Sonunda ben de huzura girdim. Selam verdiğim zaman Allah Resülü acı acı gülümsedi ve "Gel!" dedi. Yaklaştım ve önüne oturdum. Bana, "Niçin savaşa katılmadın? Sen Akabe'de biat edip söz vermemiş miydin; hem sefer için binek hayvanı satın almamış mıydın?" diye sordu. Ben şu cevabı verdim: "Evet ya Resülallah! Şu anda senin değil de dünya ehlinden bir başkasının yanında oturmuş olsaydım, inandırıcı mazeretler ileri sürüp, mutlaka öfkesini gidererek yanından ayrılırdım. Çünkü -Allah'ın lütfu- insanlara fikrimi kabul ettirmeyi iyi beceririm. Fakat yemin ederim ki, bugün sana yalan söyleyerek gönlünü kazansam bile, yarın Cenab-ı Hak işin doğrusunu sana bildirecek ve sen bana güceneceksin. Şayet doğruyu söylersem, o zaman da bana kızacaksın. Ama ben doğruluğu seçerek Allah'tan hayırlı sonuç bekliyorum. Vallahi savaşa gitmemek için hiçbir özrüm yoktu. Hiçbir zaman gazadan geri kaldığım sıradaki kadar da kuvvetli ve zengin olamamıştım!.."

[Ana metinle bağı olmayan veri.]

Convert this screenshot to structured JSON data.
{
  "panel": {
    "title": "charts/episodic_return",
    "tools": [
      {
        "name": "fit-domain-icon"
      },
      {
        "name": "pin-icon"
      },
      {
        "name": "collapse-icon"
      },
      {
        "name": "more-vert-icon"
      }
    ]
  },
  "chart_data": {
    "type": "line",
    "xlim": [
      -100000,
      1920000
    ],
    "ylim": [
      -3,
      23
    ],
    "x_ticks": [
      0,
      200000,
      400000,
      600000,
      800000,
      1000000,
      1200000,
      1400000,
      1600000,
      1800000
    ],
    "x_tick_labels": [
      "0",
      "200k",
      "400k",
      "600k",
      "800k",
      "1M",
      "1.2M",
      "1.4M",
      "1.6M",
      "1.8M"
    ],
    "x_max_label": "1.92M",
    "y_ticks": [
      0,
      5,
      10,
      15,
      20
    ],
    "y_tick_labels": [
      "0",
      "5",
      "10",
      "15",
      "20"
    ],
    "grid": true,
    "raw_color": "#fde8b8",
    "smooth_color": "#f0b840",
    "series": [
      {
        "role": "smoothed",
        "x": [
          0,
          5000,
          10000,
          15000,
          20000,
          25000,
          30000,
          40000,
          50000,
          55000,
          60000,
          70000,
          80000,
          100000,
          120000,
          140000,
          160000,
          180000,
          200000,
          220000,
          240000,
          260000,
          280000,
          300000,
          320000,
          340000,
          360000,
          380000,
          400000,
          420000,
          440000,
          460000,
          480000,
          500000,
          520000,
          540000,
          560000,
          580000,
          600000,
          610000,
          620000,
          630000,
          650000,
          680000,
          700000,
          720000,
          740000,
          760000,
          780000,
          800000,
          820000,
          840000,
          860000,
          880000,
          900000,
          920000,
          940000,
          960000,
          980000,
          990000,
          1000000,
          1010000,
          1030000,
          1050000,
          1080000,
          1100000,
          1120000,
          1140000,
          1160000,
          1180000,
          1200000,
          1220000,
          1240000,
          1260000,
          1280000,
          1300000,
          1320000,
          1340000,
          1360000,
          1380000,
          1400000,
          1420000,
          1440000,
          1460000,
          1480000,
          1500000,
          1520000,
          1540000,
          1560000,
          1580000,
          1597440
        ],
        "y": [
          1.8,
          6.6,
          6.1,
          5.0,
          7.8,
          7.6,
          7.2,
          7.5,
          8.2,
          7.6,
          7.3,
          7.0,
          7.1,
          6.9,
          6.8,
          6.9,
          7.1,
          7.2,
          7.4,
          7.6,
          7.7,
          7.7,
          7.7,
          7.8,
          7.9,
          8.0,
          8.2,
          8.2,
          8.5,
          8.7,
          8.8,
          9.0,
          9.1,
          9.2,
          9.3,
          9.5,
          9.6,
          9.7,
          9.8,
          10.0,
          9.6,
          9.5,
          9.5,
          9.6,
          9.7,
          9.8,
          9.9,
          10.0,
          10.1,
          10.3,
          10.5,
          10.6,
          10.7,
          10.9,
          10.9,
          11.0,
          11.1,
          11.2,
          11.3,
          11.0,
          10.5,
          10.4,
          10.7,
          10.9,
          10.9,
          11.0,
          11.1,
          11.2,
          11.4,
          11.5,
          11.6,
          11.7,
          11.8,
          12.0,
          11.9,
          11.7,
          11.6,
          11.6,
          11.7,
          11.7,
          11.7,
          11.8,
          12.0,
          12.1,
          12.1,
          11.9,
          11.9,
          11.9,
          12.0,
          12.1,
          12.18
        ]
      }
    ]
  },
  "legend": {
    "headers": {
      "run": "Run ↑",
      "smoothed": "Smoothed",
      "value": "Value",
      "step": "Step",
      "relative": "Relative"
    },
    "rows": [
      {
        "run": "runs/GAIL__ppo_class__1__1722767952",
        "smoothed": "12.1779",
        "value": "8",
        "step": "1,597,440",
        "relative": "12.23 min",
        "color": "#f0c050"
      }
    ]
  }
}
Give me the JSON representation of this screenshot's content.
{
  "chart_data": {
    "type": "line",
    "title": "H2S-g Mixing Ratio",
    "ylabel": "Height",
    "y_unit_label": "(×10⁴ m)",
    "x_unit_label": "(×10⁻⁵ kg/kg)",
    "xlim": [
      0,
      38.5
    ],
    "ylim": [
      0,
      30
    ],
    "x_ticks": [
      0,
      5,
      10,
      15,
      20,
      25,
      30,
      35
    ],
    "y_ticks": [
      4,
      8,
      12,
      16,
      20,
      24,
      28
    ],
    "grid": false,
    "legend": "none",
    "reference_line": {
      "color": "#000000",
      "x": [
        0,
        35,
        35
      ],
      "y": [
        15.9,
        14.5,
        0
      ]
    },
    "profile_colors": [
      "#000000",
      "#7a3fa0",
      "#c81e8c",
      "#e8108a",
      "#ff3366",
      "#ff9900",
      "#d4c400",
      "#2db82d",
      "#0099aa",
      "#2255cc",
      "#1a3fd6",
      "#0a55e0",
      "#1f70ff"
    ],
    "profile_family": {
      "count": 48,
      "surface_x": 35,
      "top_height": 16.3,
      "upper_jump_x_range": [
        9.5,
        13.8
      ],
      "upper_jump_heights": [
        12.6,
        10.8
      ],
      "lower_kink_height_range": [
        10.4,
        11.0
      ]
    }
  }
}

Bu üç kişiyle kimse konuşmayacak!
Benim bu itirafım üzerine Resülullah (aleyhissalatu vesselam), "İşte bu doğru söyledi." dedi. Sonra da bana müteveccihen, "Haydi kalk, senin hakkında Allah Teala hüküm verene kadar bekle!" buyurdu. Ben kalkınca Beni Selime'den bazıları peşime takılarak, "Vallahi senin daha önce bir suç işlediğini bilmiyoruz. Sen de savaşa katılmayan diğerlerinin ileri sürdükleri gibi bir mazeret söyleseydin ya!.. Halbuki günahlarının bağışlanması için Peygamber Efendimiz'in istiğfar etmesi yeterdi!" dediler. Beni o kadar çok ayıpladılar ki, tekrar Resülullah'ın yanına dönüp biraz önceki sözlerimi inkar etmeyi bile düşündüm. Sonra onlara, "Benim vaziyetime düşen başka biri var mı?" diye sordum. "Evet iki kişi daha tıpkı senin gibi itirafta bulundular. Onlara da sana söylenen söylendi." dediler. Onların kim olduklarını sorunca da "Biri Mürare İbni Rebi' el-Amri, diğeri de Hilal İbni Ümeyye el-Vakıfi" diyerek, Bedir Gazvesi'ne katılmış olan nümune-i imtisal iki mükemmel şahsiyetin adını verdiler. Bunun üzerine ben geri dönüp özür beyan etme fikrinden vazgeçtim.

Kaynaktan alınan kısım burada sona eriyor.